When it comes to managing a PPC budget, you CAN’T have someone who is half in the game. You need to treat your PPC budget the same way as your treat your life savings (because as a small business owner, it comes from the same pool).
You wouldn’t want your financial adviser to catch up on the markets part-time, right? You want someone who eats, sleeps and breathes finance. It should be the same with PPC.
3. Ex-agency PPC freelancers
There are a number of ex-agency guys (big marketing or otherwise) that end up striking out on their own to become PPC freelancers. Within the agency, they were probably responsible for managing the adwords account with the support of a web designer for landing pages (if any) a designer for banner ads and a copywriter for ad copy.
Taking someone like this out of their support network is extremely dangerous. Because they are extremely good at the wrong part of the equation.
The yin and yang of lead generation is paying for traffic, and converting that traffic in to leads and business. To get this to work, you need everything from market research through adwords, ad copy, landing pages and analytics to work together in harmony.

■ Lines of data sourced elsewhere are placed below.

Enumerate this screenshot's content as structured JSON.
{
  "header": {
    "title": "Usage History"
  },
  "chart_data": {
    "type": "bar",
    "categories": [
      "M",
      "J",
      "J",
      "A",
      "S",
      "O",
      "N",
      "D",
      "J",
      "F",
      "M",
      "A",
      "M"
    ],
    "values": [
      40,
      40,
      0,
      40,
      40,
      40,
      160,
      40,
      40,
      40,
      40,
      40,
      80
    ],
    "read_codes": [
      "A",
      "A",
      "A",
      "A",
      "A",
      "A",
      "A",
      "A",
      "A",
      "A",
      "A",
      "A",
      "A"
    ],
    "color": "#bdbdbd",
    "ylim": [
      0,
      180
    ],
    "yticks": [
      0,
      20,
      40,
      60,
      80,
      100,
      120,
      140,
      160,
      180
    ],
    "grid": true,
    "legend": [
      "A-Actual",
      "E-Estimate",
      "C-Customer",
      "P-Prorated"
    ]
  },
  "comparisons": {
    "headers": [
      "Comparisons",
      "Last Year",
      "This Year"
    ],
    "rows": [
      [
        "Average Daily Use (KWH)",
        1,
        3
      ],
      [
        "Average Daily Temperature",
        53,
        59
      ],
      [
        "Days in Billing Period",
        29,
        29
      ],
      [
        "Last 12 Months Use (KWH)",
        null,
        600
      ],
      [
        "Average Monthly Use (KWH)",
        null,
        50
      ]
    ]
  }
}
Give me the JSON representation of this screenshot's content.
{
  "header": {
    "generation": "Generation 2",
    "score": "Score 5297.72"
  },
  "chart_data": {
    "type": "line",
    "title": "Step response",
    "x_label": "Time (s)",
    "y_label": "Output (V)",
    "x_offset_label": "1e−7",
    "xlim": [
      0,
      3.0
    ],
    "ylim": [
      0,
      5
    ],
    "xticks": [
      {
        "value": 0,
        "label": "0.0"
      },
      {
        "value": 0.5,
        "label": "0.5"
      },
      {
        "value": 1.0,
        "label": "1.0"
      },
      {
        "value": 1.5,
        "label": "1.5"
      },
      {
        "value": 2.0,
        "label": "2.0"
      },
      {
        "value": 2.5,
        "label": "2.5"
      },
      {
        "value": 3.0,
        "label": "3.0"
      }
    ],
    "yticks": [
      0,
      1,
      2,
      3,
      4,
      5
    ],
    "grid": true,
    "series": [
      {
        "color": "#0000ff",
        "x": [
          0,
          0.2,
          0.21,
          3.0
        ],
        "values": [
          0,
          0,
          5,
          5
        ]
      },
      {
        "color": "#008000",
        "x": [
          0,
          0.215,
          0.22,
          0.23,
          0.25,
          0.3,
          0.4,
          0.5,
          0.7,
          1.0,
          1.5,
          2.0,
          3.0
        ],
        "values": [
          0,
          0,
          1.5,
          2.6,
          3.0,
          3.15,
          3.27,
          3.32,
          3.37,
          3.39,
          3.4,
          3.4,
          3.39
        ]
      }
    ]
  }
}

Taking adwords out as a single piece basically gives you the ability to send google money. Unless they happen to also be a killer conversion expert and copywriter (extremely rare), you are basically paying for the privilege of spending money faster.
The thing that is particularly insidious about this kind of freelancer is that they usually have a really good reputation with google. They usually have google certifications in adwords, and might have awards. I once worked with a top 5% adwords advertiser that have literally been flown out to Google Headquarters for awards – and gotten HORRIBLE results.
Why? Google defines success by increasing ad spend, and these people are effective at doing that. The google certification is to generating returns as your business as a driver’s license is to competing in formula 1 racing. It’s a first step, but no guarantee of performance.
So what SHOULD we look for?
I’ve laid out a lot of dirt from behind the scenes in this article, but there is hope if you want to hire out for PPC. Look for these three things when it comes to hiring out for your PPC needs.
- Specialization – have an agency that focuses on online advertising specifically. No web designers that throw it as an add-on or SEO shops that do the same.
- Size – Big companies make you pay their overhead. You are also less likely to work with someone who has a personal stake in the success of your campaign. A proprietor of a small shop cares a lot more about your success than a faceless college grad who is going to make their $32k salary managing 150 accounts regardless of whether 20 of them fail or not
- Understanding of direct response and copywriting principles – Where I’ve been impressed by my competition, it’s usually people who come from a copywriting background. This is the core skillset of getting people to convert to clicking an ad or giving you a call, and if they learn traffic like PPC it can be a dangerous combo. The only problem is that they usually know it, and copywriters with the juice can get extremely expensive.
I hope this was a helpful guide. If one person can read this and avoid a costly investment of time and money into one of the three types above, we can feel good.